One-time screening of most U.S. adults for the hepatitis C virus (HCV) would significantly improve health and survival rates among people living with the virus, but only if there are systems in place to link those who test positive to necessary care and treatment. This is the conclusion of a new paper published online ahead of print by Clinical Infectious Diseases and summarized by Medpage Today.
The report, authored by scientists at the University of Washington in Seattle, is the second in recent months to highlight advantages associated with expanded HCV testing. According to an analysis presented by researchers at the 62nd annual meeting of the American Association for the Study of Liver Diseases (AASLD) in San Francisco in November, testing all individuals born between 1945 and 1965—not just those perceived to be at risk for the infection, as is the current practice—would help identify more than 800,000 people living with the virus, or roughly 86 percent of those who are infected and at risk for potentially fatal liver disease but don’t yet know it.

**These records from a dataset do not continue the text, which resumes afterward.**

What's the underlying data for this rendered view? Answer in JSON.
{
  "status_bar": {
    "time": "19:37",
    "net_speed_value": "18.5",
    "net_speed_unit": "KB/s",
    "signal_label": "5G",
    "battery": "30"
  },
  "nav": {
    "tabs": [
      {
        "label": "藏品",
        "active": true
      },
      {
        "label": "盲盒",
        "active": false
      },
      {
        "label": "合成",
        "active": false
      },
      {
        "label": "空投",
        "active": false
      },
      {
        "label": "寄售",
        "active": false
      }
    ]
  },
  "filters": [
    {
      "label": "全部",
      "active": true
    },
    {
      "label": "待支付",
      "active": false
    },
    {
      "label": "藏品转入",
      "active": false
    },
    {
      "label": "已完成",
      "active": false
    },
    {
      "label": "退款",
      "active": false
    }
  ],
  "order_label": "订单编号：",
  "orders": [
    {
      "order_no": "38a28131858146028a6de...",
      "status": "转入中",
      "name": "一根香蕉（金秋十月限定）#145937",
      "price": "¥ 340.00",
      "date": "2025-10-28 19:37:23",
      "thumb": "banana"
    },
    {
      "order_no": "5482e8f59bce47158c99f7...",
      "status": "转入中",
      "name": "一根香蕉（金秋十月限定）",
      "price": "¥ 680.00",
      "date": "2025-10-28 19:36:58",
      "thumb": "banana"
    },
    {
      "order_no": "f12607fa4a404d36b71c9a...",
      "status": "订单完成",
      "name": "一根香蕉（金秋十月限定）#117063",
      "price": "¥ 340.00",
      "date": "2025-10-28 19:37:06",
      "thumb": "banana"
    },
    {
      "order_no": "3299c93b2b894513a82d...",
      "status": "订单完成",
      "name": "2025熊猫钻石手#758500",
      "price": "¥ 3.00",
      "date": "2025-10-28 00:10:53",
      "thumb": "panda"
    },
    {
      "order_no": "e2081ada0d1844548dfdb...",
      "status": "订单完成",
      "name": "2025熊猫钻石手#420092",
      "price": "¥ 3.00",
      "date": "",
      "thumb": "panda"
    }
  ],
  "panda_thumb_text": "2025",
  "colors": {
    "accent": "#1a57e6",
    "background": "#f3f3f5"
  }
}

The more recent paper reiterates the value of expanded HCV testing, while adding that universal screening along—without linkage to care and treatment—would only have a limited impact on illness and death rates.
According to a mathematical model of hepatitis C infections in the U.S. based on ideal rates of referral, treatment and care, the University of Washington team found that flatly screening 60 percent of the U.S. population—those between 20 and 69 years of age—resulted in 7.1 percent fewer deaths than risk-based testing.
However, if one looked at the effects of screening alone—without linking it to measures to see that those who test positive receive treatment—the results were less beneficial, showing only a one percent reduction in mortality for every 15 percent of the population screened. "We need a large-scale, coordinated effort to identify people with this infection and make sure they get the care they need," said study co-author Phillip Coffin, MD.
Currently, the Centers for Disease Control and Prevention (CDC) recommends antibody screening only of individuals with health or lifestyle indicators suggesting potential infection. These indicators include a history of injecting drugs, having a blood transfusion before 1992 or being a chronic hemodialysis patient. Unfortunately, many people living with hepatitis C continue to fall through the cracks, given that they may be uncomfortable disclosing risks—or may have forgotten about high-risk behaviors decades earlier-or have health care providers who lack the time and resources to conduct risk assessments.